With all that said, the rest of the meeting I could have done without. I never talked to the people around me, except for a girl and her maid of honor about my age, but even them I didn't connect with.
Not many people believe in fate, but I do. When JD and I started dating, I noticed there was a Weight Watchers 2 minutes from his house. If you know me at all, you know that I am a creature of habit and compulsion. I use the same stall in every bathroom I go to, I sit in the same seat at the dinner table, and I like to have things in order. Well, because of this I was 100% resistant to going to a new meeting location. However, one fateful Tuesday evening, I had an event at school and I had to go the Weight Watchers by JD's house instead of mine. From the very beginning of the meeting I knew that I would never go to another meeting again as long as I could help it.
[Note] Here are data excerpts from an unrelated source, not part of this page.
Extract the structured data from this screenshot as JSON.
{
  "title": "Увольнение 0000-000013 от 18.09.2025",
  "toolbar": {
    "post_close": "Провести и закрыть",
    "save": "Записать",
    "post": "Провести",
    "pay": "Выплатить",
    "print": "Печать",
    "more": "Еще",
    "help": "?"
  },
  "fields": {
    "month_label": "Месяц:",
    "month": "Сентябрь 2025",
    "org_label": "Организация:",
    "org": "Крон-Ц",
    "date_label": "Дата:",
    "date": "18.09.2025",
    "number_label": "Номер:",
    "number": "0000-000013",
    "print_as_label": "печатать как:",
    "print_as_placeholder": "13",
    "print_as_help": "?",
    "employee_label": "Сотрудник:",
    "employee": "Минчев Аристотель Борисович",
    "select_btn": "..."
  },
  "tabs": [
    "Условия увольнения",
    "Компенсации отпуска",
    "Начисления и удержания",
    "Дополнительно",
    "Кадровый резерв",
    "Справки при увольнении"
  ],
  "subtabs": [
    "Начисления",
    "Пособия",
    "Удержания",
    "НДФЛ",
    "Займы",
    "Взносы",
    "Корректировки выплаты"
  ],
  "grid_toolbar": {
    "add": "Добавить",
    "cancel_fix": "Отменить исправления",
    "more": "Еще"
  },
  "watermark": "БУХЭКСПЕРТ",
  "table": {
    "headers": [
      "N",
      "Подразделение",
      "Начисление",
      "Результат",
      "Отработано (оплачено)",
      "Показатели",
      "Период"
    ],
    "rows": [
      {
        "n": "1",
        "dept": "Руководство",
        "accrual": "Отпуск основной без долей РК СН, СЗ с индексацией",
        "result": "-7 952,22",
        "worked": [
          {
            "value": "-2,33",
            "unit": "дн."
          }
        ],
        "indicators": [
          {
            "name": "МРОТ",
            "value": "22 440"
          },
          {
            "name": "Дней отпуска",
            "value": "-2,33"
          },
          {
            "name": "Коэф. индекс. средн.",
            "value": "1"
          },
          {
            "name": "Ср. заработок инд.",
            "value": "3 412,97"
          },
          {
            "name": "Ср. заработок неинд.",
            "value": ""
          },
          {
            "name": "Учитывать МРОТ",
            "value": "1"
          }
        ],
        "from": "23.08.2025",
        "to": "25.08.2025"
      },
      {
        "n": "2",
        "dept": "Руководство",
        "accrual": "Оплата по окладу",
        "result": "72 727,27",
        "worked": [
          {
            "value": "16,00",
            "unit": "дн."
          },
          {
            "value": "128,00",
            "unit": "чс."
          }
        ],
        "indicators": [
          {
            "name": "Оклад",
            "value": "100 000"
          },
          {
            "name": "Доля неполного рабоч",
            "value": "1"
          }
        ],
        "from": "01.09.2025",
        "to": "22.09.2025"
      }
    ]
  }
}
The people at this meeting, the loud, semi-inappropriate, wonderful, caring, and supportive people at this meeting, have become my rock. The people who I bank on seeing every Tuesday to keep me going. The people who will help me up from the floor when I feel as though I can't go on anymore. The people who are going through the same journey as I am. And like all things, I have my seat where I like to sit, but it isn't the seat that's important, but the people that surround me. So, my Tuesday crew, I want you to know that I wouldn't be where I am without you. Thank you for that.